Engoli em seco, um plano se formando em minha mente.
"Por favor, Caio", eu disse, minha voz cuidadosamente modulada para soar derrotada, desesperada. "Não me deixe com ele. Eu faço qualquer coisa. Por favor."
Fixei meu olhar nele, tentando projetar submissão total.
Um brilho de algo em seus olhos - pena? Arrependimento?
"Vou garantir que você seja... compensada, Isabela. Mais tarde. Apenas... coopere por enquanto."
Suas palavras eram ocas, sem sentido. Meu pai me ensinou isso.
Meu pai. A memória dele, suas mãos gentis, seu sorriso cansado, alimentou um fogo frio em meu ventre. Ele morreu acreditando que estava me libertando. Ele não teria morrido em vão.
A porta rangeu ao se abrir, e o Juiz Medeiros entrou pesadamente, seu olhar predatório e possessivo. Um sorriso grotesco se espalhou por seu rosto, seus olhos se demorando em minha forma amarrada.
"Ah, a adorável Isabela. Toda minha, ao que parece."
Caio colocou um pequeno pássaro de madeira, primorosamente esculpido, sobre a mesa.
"Conforme nosso acordo, Juiz. Uma peça rara, de fato."
O pássaro. Minha vida por uma bugiganga.
Caio e Eva se viraram para sair, já de costas para mim.
"Caio!", gritei, minha voz rouca e desesperada. "Não me deixe!"
Ele parou, mas não se virou. Eva puxou seu braço, sussurrando algo em seu ouvido. Ele assentiu, e eles continuaram pela porta, o clique da fechadura ecoando na sala cavernosa.
Medeiros avançou, seus passos pesados sacudindo o chão. Seus olhos, escuros e famintos, me devoraram.
"Agora, minha querida Isabela", ele ronronou, sua voz viscosa. "Vamos discutir seu passado... e seu futuro."
Ele desabotoou o cinto, um sorriso lascivo no rosto.
"Você sempre foi orgulhosa demais, pura demais. Vou arrancar isso de você."
Ele se lançou. Suas mãos, grossas e calejadas, agarraram meu braço, me puxando bruscamente da cadeira. A corda cortou minha pele. Gritei, me debatendo, meus membros amarrados inúteis. Ele me deu um tapa, uma dor aguda e ardente no meu rosto.

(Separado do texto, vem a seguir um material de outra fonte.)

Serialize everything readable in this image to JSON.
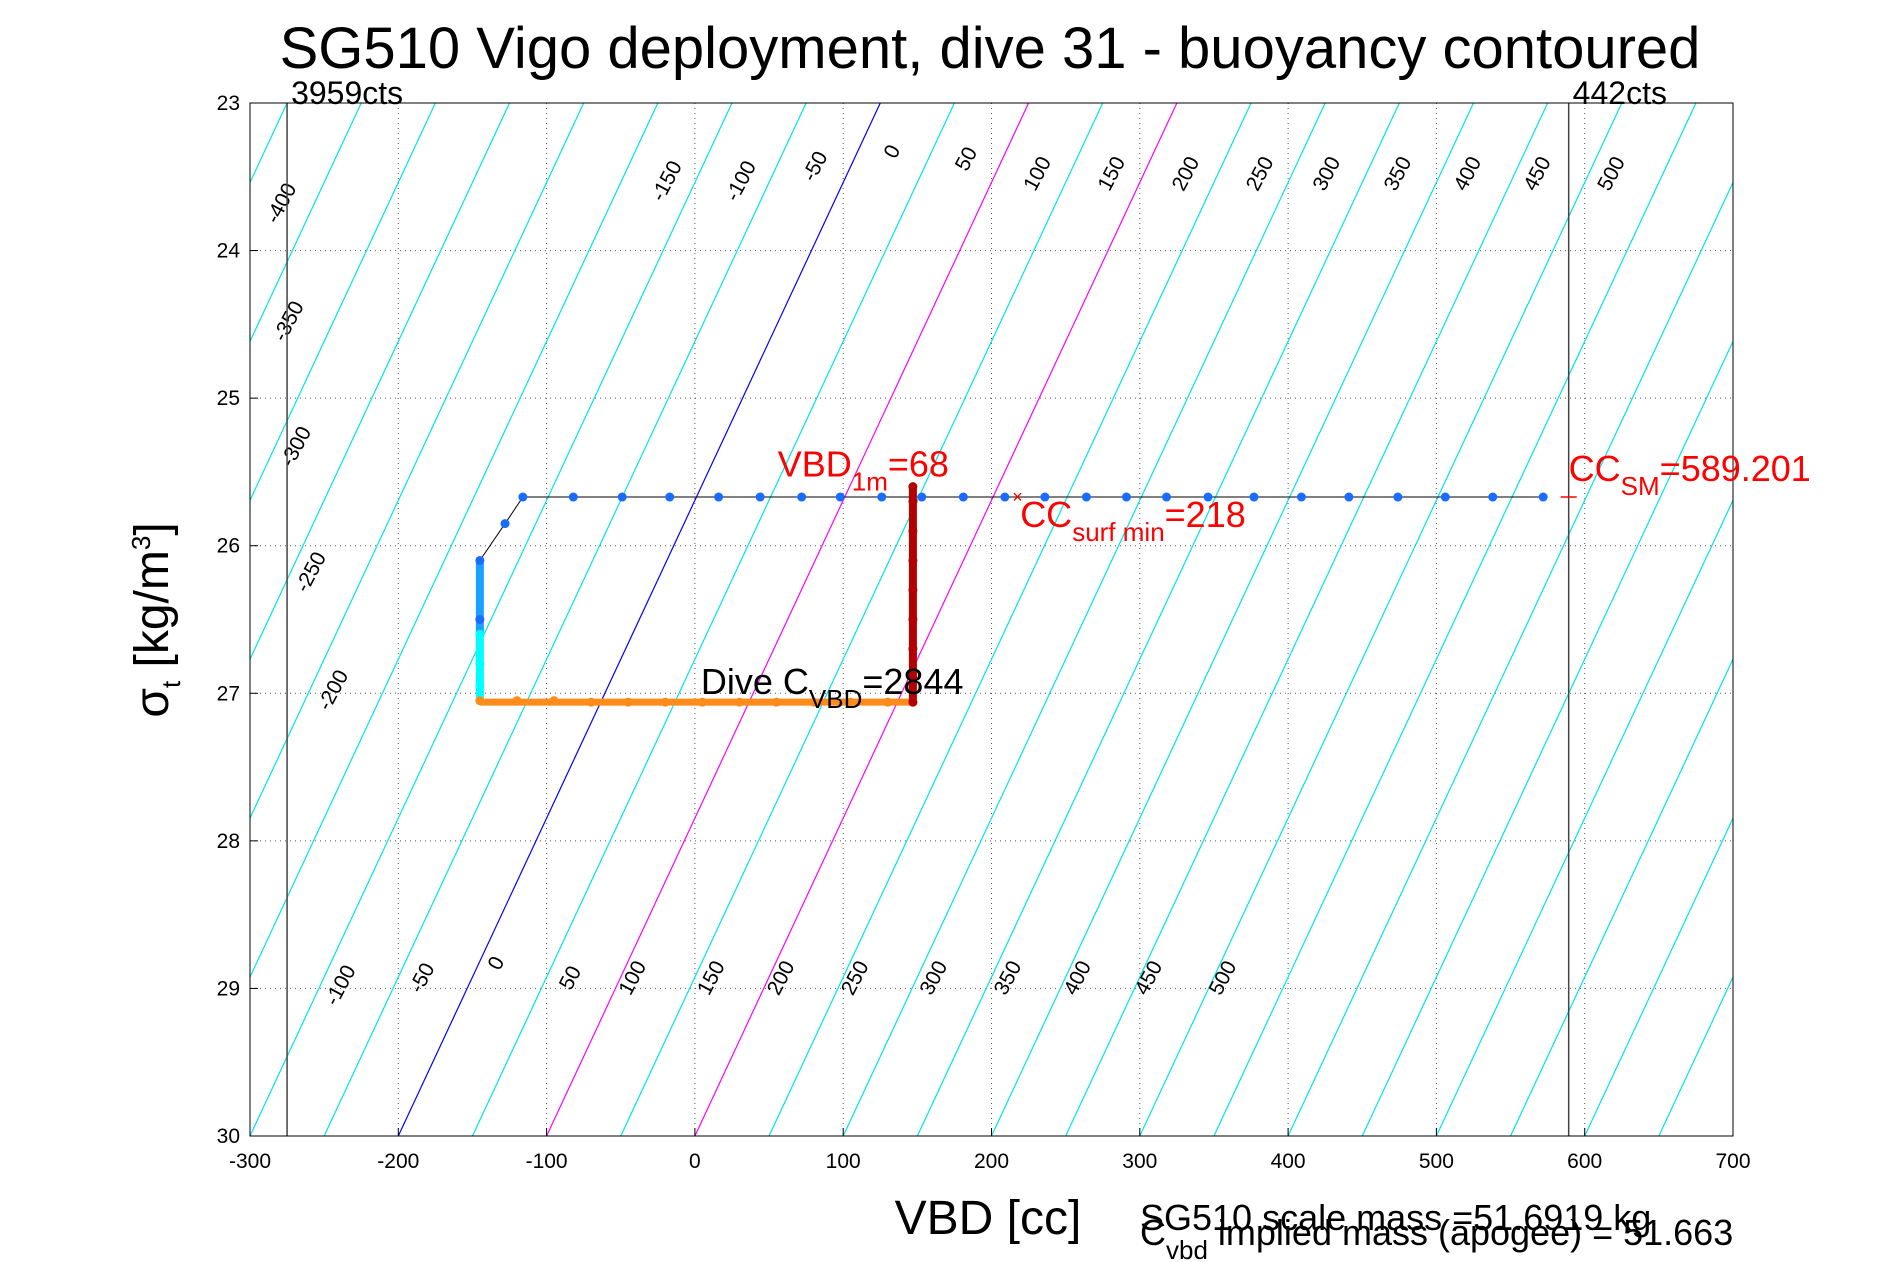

"Ainda lutando? Bom. Gosto de um desafio."
Minha mente disparou. Eu não podia deixar. Eu não iria. Meu pai não morreu para isso. Com uma onda desesperada de adrenalina, chutei, acertando-o em cheio na virilha. Ele ofegou, me soltando, agarrando-se, o rosto contorcido de dor. As cordas estavam frouxas, arranhando, mas eu tinha folga suficiente. Lutei, torcendo minhas mãos, rasgando as fibras ásperas.
A porta se abriu com um estrondo. Dois guardas enormes entraram correndo.
"Juiz! O que aconteceu?"
Medeiros, ainda curvado, apontou um dedo trêmulo para mim.
"Ela me atacou! Não a deixem sair!"
Meu coração afundou. Sem escapatória. Os guardas se moveram para bloquear as janelas, a única outra saída. Mas uma pequena varanda alta dava para um pátio abaixo. Era uma queda perigosa, mas era minha única chance.
Com um grito primal, me lancei sobre o parapeito. A queda foi um borrão vertiginoso, o chão correndo para me encontrar. Fechei os olhos com força, preparando-me para o impacto.